Looking at two examples in detail, we have shown that HYDE is able to predict the experimental binding affinity of congeneric series of compounds and rank them in the correct order. The evaluation of HYDE on a larger, very diverse dataset again highlighted the sensitivity of HYDE to inaccuracies in the input data. We found that especially the polar dehydration term of HYDE causes this sensitivity, since small structural inaccuracies in the data can lead to a highly amplified penalty. Comparing the ability of HYDE to estimate the binding energy of protein–ligand complexes to that of other well-established scoring functions, we found that HYDE performed as one of the best. This promising result was obtained using two components of the HYDE scoring function: the hydrophobic effect and the hydrogen bond energy. Moreover no parameterization of HYDE on experimental affinities or protein–ligand complexes is necessary to achieve this result. Although this is a really satisfying achievement, we would still prefer to evaluate HYDE on more meaningful datasets, such as a congeneric compound series complete with crystal structures and binding affinity data all generated in the same laboratory ensuring consistency throughout. This would allow us to draw more reliable conclusions about the performance of our methods.

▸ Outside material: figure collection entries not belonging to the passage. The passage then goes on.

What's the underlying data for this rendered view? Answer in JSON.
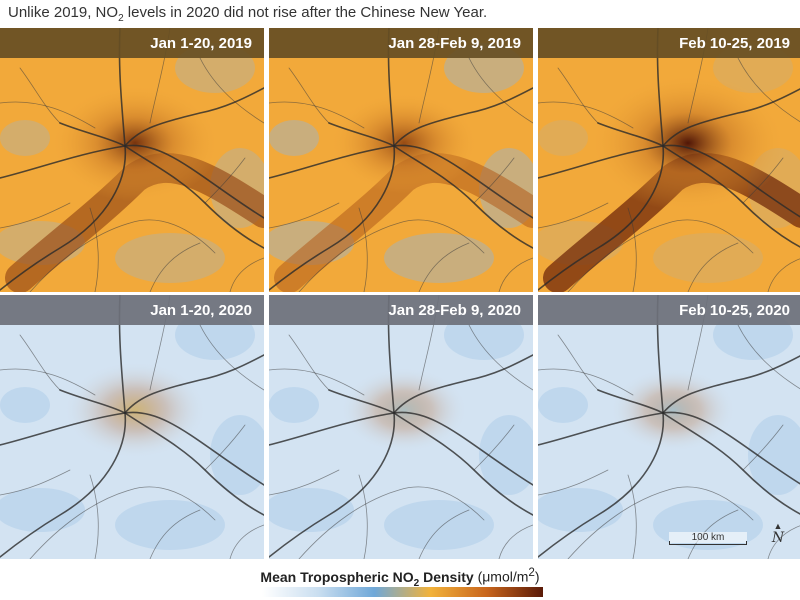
{
  "caption": {
    "before": "Unlike 2019, NO",
    "sub": "2",
    "after": " levels in 2020 did not rise after the Chinese New Year."
  },
  "panels": [
    {
      "label": "Jan 1-20, 2019",
      "year": "2019",
      "intensity": 0.62
    },
    {
      "label": "Jan 28-Feb 9, 2019",
      "year": "2019",
      "intensity": 0.35
    },
    {
      "label": "Feb 10-25, 2019",
      "year": "2019",
      "intensity": 0.95
    },
    {
      "label": "Jan 1-20, 2020",
      "year": "2020",
      "intensity": 0.3
    },
    {
      "label": "Jan 28-Feb 9, 2020",
      "year": "2020",
      "intensity": 0.1
    },
    {
      "label": "Feb 10-25, 2020",
      "year": "2020",
      "intensity": 0.08
    }
  ],
  "scale_bar": {
    "label": "100 km"
  },
  "north_arrow": {
    "letter": "N",
    "marker": "▲"
  },
  "legend": {
    "title_bold": "Mean Tropospheric NO",
    "title_sub": "2",
    "title_bold_after": " Density",
    "units_before": " (μmol/m",
    "units_sup": "2",
    "units_after": ")",
    "colors": [
      "#ffffff",
      "#c9def0",
      "#6fa8d8",
      "#f2b23a",
      "#c8651c",
      "#5a1a08"
    ]
  },
  "colors": {
    "bar_2019": "#664e24",
    "bar_2020": "#6c707a",
    "base_2019": "#f2a93a",
    "base_2020": "#d3e3f2"
  }
}
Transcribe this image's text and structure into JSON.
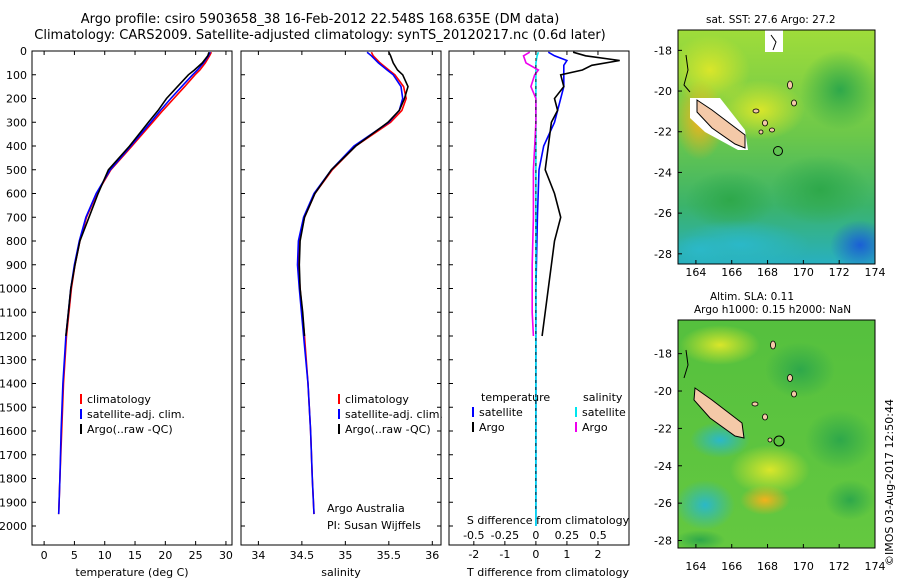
{
  "header": {
    "line1": "Argo profile: csiro 5903658_38 16-Feb-2012 22.548S 168.635E (DM data)",
    "line2": "Climatology: CARS2009. Satellite-adjusted climatology: synTS_20120217.nc (0.6d later)"
  },
  "maps": {
    "sst_label": "sat. SST: 27.6 Argo: 27.2",
    "sla_label1": "Altim. SLA: 0.11",
    "sla_label2": "Argo h1000: 0.15 h2000: NaN",
    "credit": "©IMOS 03-Aug-2017 12:50:44",
    "lon_ticks": [
      "164",
      "166",
      "168",
      "170",
      "172",
      "174"
    ],
    "lat_ticks_top": [
      "-18",
      "-20",
      "-22",
      "-24",
      "-26",
      "-28"
    ],
    "lat_ticks_bottom": [
      "-18",
      "-20",
      "-22",
      "-24",
      "-26",
      "-28"
    ],
    "float_position": {
      "lon": 168.635,
      "lat": -22.548
    }
  },
  "chart_data": [
    {
      "type": "line",
      "panel": "temperature",
      "xlabel": "temperature (deg C)",
      "ylabel": "",
      "xlim": [
        -2,
        31
      ],
      "ylim": [
        2080,
        0
      ],
      "xticks": [
        "0",
        "5",
        "10",
        "15",
        "20",
        "25",
        "30"
      ],
      "yticks": [
        "0",
        "100",
        "200",
        "300",
        "400",
        "500",
        "600",
        "700",
        "800",
        "900",
        "1000",
        "1100",
        "1200",
        "1300",
        "1400",
        "1500",
        "1600",
        "1700",
        "1800",
        "1900",
        "2000"
      ],
      "legend": [
        "climatology",
        "satellite-adj. clim.",
        "Argo(..raw -QC)"
      ],
      "series": [
        {
          "name": "climatology",
          "color": "#ff0000",
          "depth": [
            5,
            20,
            50,
            80,
            100,
            150,
            200,
            250,
            300,
            400,
            500,
            600,
            700,
            800,
            900,
            1000,
            1200,
            1400,
            1600,
            1800,
            1950
          ],
          "values": [
            27.6,
            27.3,
            26.6,
            25.7,
            24.9,
            23.2,
            21.4,
            19.6,
            17.9,
            14.5,
            11.0,
            8.7,
            7.0,
            5.9,
            5.1,
            4.5,
            3.7,
            3.2,
            2.9,
            2.6,
            2.4
          ]
        },
        {
          "name": "satellite-adj. clim.",
          "color": "#0000ff",
          "depth": [
            5,
            20,
            50,
            80,
            100,
            150,
            200,
            250,
            300,
            400,
            500,
            600,
            700,
            800,
            900,
            1000,
            1200,
            1400,
            1600,
            1800,
            1950
          ],
          "values": [
            27.4,
            27.1,
            26.3,
            25.3,
            24.5,
            22.7,
            20.9,
            19.2,
            17.6,
            14.3,
            10.9,
            8.6,
            6.9,
            5.8,
            5.0,
            4.4,
            3.6,
            3.1,
            2.8,
            2.6,
            2.4
          ]
        },
        {
          "name": "Argo(..raw -QC)",
          "color": "#000000",
          "depth": [
            5,
            20,
            50,
            80,
            100,
            150,
            200,
            250,
            300,
            400,
            500,
            600,
            700,
            800,
            900,
            1000,
            1100,
            1200
          ],
          "values": [
            27.2,
            27.0,
            26.1,
            24.8,
            23.8,
            22.0,
            20.2,
            18.8,
            17.2,
            14.1,
            10.6,
            8.9,
            7.4,
            5.9,
            5.1,
            4.4,
            4.0,
            3.6
          ]
        }
      ]
    },
    {
      "type": "line",
      "panel": "salinity",
      "xlabel": "salinity",
      "xlim": [
        33.8,
        36.1
      ],
      "ylim": [
        2080,
        0
      ],
      "xticks": [
        "34",
        "34.5",
        "35",
        "35.5",
        "36"
      ],
      "legend": [
        "climatology",
        "satellite-adj. clim.",
        "Argo(..raw -QC)"
      ],
      "annotation1": "Argo Australia",
      "annotation2": "PI: Susan Wijffels",
      "series": [
        {
          "name": "climatology",
          "color": "#ff0000",
          "depth": [
            5,
            20,
            50,
            80,
            100,
            150,
            200,
            250,
            300,
            400,
            500,
            600,
            700,
            800,
            900,
            1000,
            1200,
            1400,
            1600,
            1800,
            1950
          ],
          "values": [
            35.3,
            35.32,
            35.4,
            35.5,
            35.57,
            35.67,
            35.7,
            35.65,
            35.52,
            35.12,
            34.85,
            34.65,
            34.53,
            34.47,
            34.46,
            34.48,
            34.53,
            34.57,
            34.6,
            34.62,
            34.64
          ]
        },
        {
          "name": "satellite-adj. clim.",
          "color": "#0000ff",
          "depth": [
            5,
            20,
            50,
            80,
            100,
            150,
            200,
            250,
            300,
            400,
            500,
            600,
            700,
            800,
            900,
            1000,
            1200,
            1400,
            1600,
            1800,
            1950
          ],
          "values": [
            35.25,
            35.3,
            35.38,
            35.48,
            35.55,
            35.64,
            35.66,
            35.62,
            35.5,
            35.1,
            34.84,
            34.64,
            34.52,
            34.46,
            34.45,
            34.47,
            34.52,
            34.57,
            34.6,
            34.62,
            34.64
          ]
        },
        {
          "name": "Argo(..raw -QC)",
          "color": "#000000",
          "depth": [
            5,
            20,
            50,
            80,
            100,
            150,
            200,
            250,
            300,
            400,
            500,
            600,
            700,
            800,
            900,
            1000,
            1100,
            1200
          ],
          "values": [
            35.5,
            35.52,
            35.55,
            35.6,
            35.66,
            35.72,
            35.68,
            35.62,
            35.49,
            35.12,
            34.84,
            34.65,
            34.53,
            34.48,
            34.47,
            34.48,
            34.51,
            34.53
          ]
        }
      ]
    },
    {
      "type": "line",
      "panel": "difference",
      "xlabel_top": "S difference from climatology",
      "xlabel_bottom": "T difference from climatology",
      "t_xlim": [
        -2.8,
        3.0
      ],
      "s_xlim": [
        -0.7,
        0.75
      ],
      "t_xticks": [
        "-2",
        "-1",
        "0",
        "1",
        "2"
      ],
      "s_xticks": [
        "-0.5",
        "-0.25",
        "0",
        "0.25",
        "0.5"
      ],
      "legend_left_title": "temperature",
      "legend_right_title": "salinity",
      "legend_left": [
        "satellite",
        "Argo"
      ],
      "legend_right": [
        "satellite",
        "Argo"
      ],
      "series": [
        {
          "name": "T satellite",
          "color": "#0000ff",
          "axis": "T",
          "depth": [
            5,
            20,
            40,
            60,
            100,
            150,
            200,
            300,
            400,
            500,
            700,
            1000,
            1500,
            2000
          ],
          "values": [
            0.4,
            0.6,
            1.0,
            0.9,
            0.9,
            0.9,
            0.8,
            0.6,
            0.25,
            0.1,
            0.05,
            0.0,
            0.0,
            0.0
          ]
        },
        {
          "name": "T Argo",
          "color": "#000000",
          "axis": "T",
          "depth": [
            5,
            20,
            40,
            60,
            80,
            100,
            150,
            200,
            250,
            300,
            400,
            500,
            600,
            700,
            800,
            900,
            1000,
            1100,
            1200
          ],
          "values": [
            1.2,
            1.6,
            2.7,
            1.8,
            1.5,
            0.8,
            0.9,
            0.6,
            0.7,
            0.5,
            0.4,
            0.3,
            0.6,
            0.8,
            0.6,
            0.5,
            0.4,
            0.3,
            0.2
          ]
        },
        {
          "name": "S satellite",
          "color": "#00e5ee",
          "axis": "S",
          "depth": [
            5,
            20,
            50,
            100,
            200,
            300,
            500,
            800,
            1200,
            1600,
            2000
          ],
          "values": [
            0.02,
            0.01,
            0.0,
            0.0,
            0.0,
            0.0,
            0.0,
            0.0,
            0.0,
            0.0,
            0.0
          ]
        },
        {
          "name": "S Argo",
          "color": "#ee00ee",
          "axis": "S",
          "depth": [
            5,
            20,
            50,
            80,
            100,
            150,
            200,
            300,
            400,
            500,
            700,
            900,
            1100,
            1200
          ],
          "values": [
            -0.05,
            -0.1,
            -0.08,
            0.02,
            -0.01,
            -0.04,
            0.0,
            0.0,
            -0.01,
            -0.02,
            -0.02,
            -0.03,
            -0.03,
            -0.02
          ]
        }
      ]
    }
  ]
}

In addition, we also demonstrated that when HYDE is applied as a rescoring function in cognate docking or virtual screening, we are able to improve upon the results of the native scoring function. On the Astex diverse set, we obtain a success rate of up to 76 % defined as finding a docking pose with an RMSD below 2 Å at the first rank. This increases to 94 % if we take the 20 best scored poses into account. In the virtual screening experiment on DUD, designed to test the discrimination of true binders from decoys, HYDE performs as well the other best methods, achieving a median AUC of 0.73.

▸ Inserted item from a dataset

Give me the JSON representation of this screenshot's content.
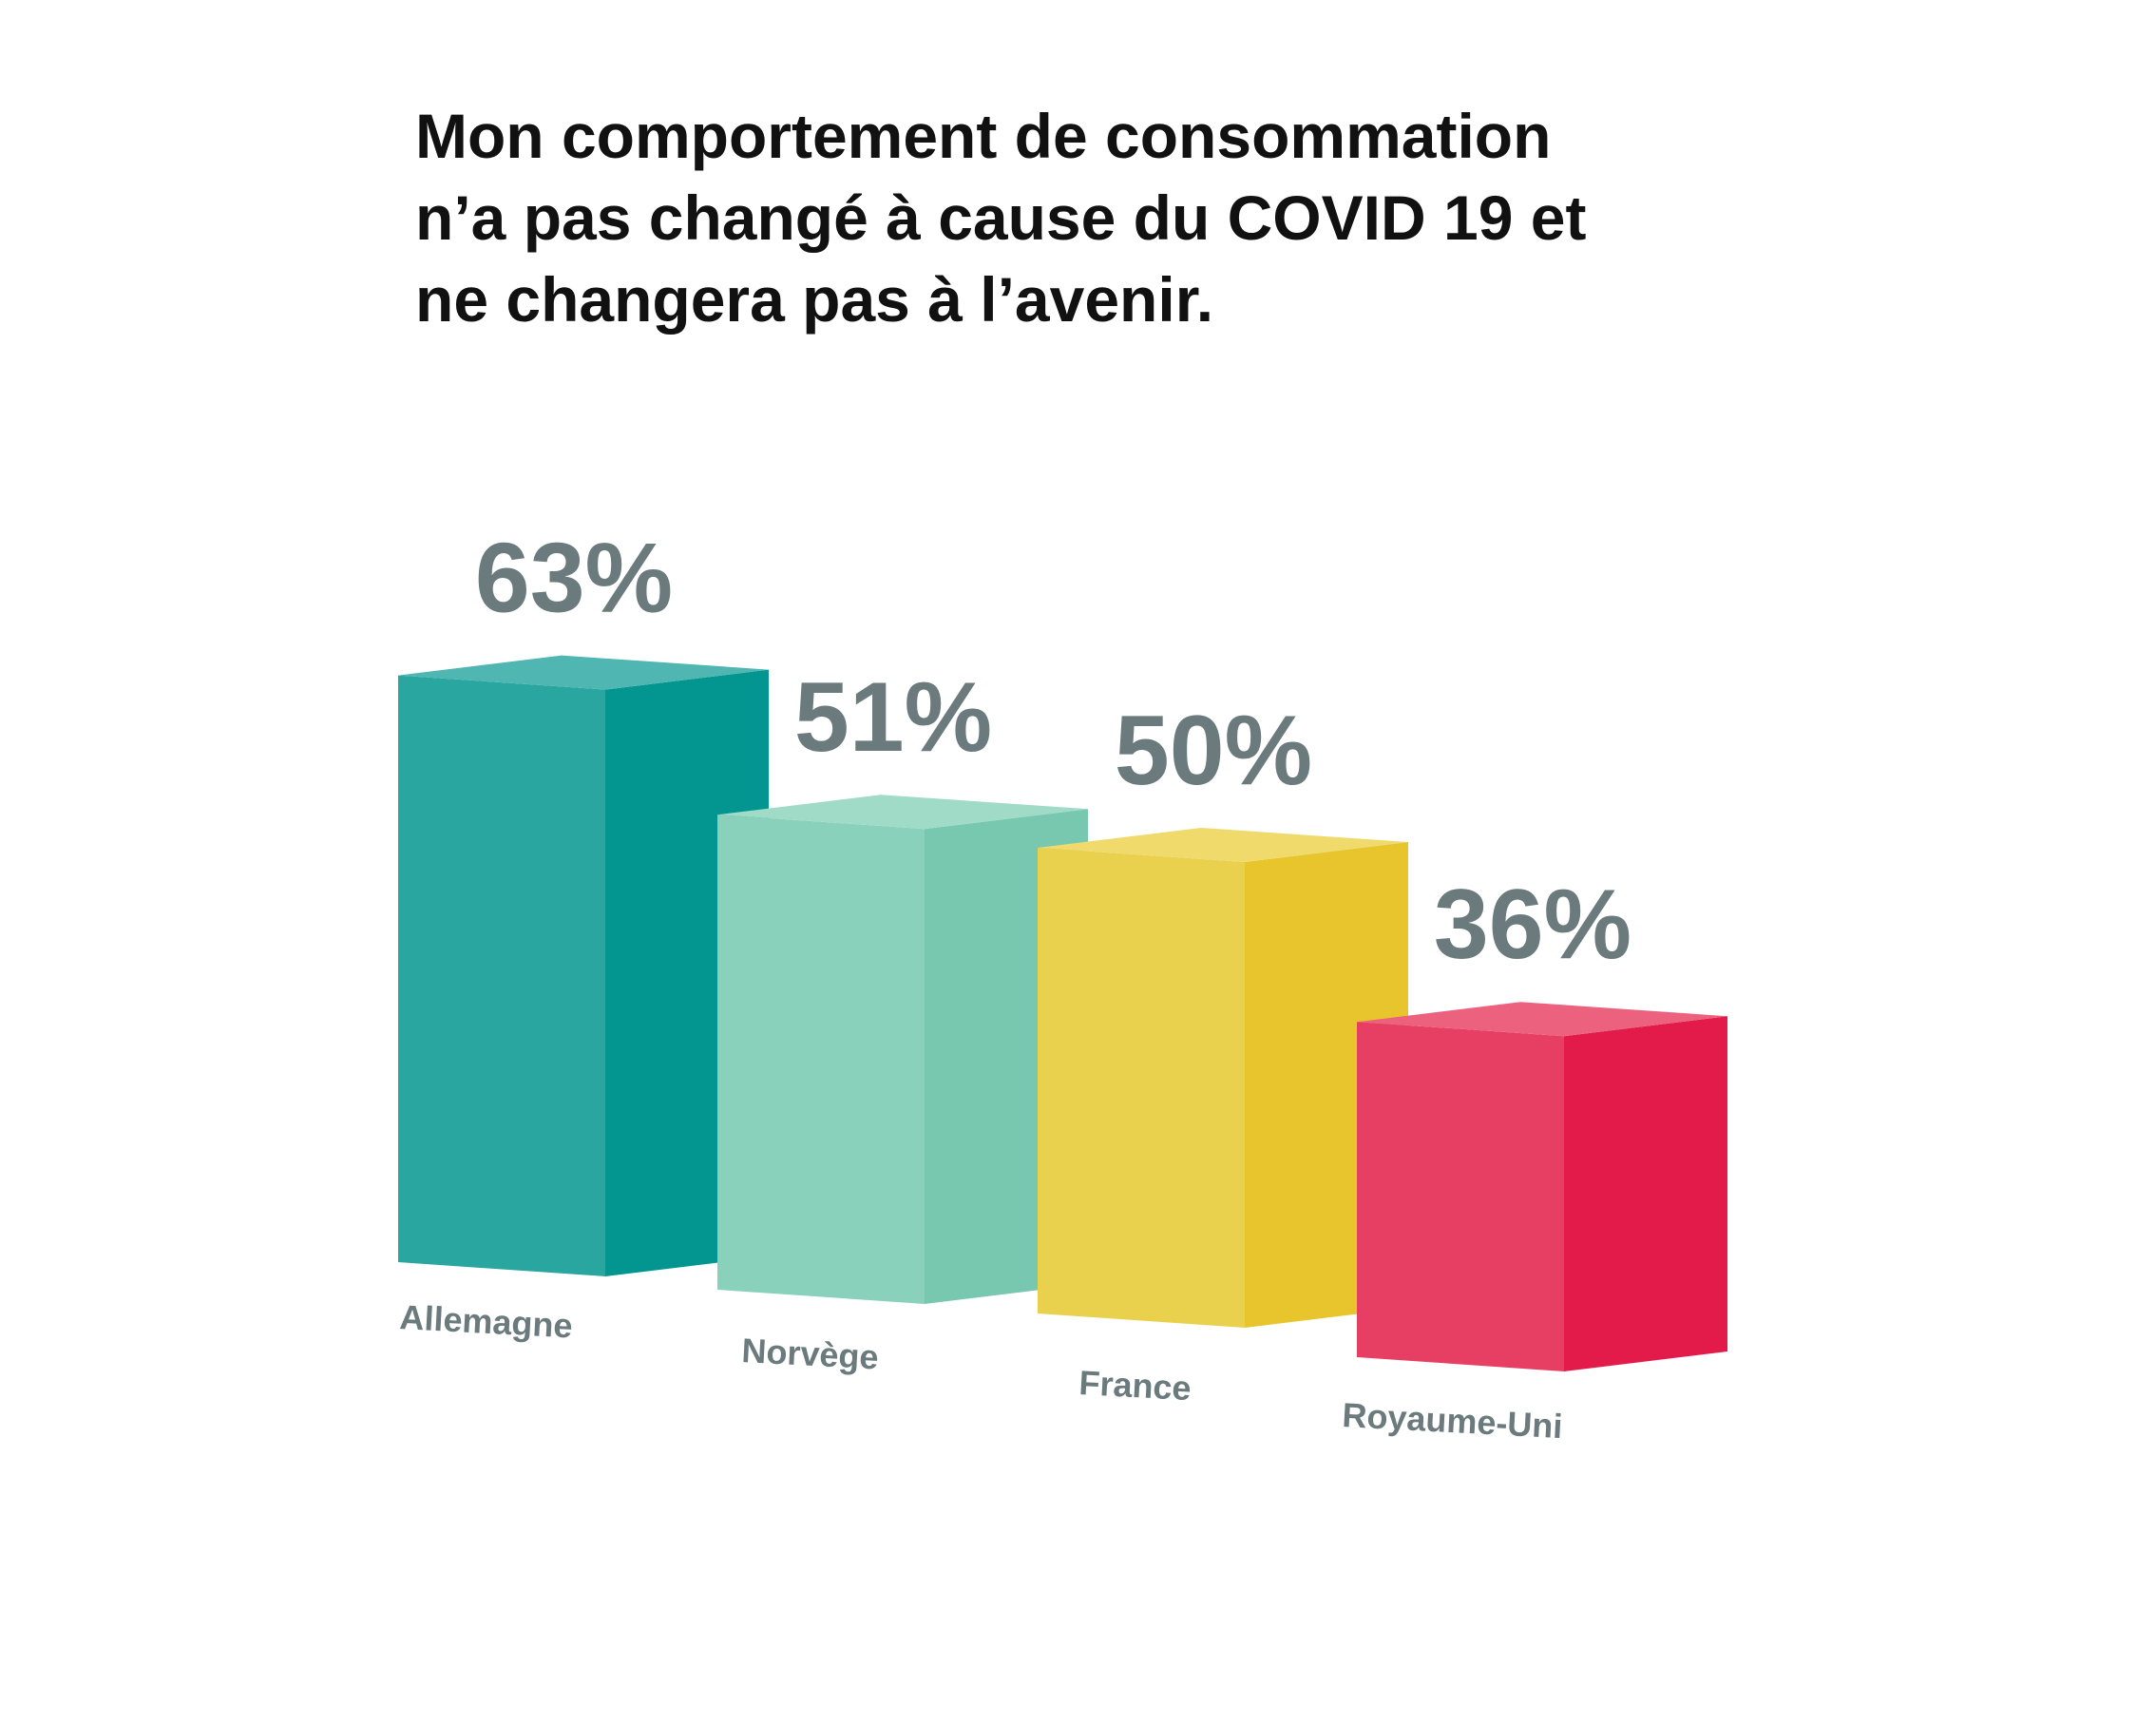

Another advantage of HYDE has been illustrated in several detailed examples: the comprehensible atom-based score contributions can be translated into a very intuitive coloring scheme, which allows easy detection of favorable and unfavorable contributions in the protein–ligand complex.

The development of the HYDE scoring function is still ongoing. We intend to include receptor flexibility during the optimization process to better handle inaccuracies in crystal structures. We are currently working on an improved model of water to replace the correction factor, whilst consideration of the conformation of the ligand in the unbound state is also certainly of interest for future work.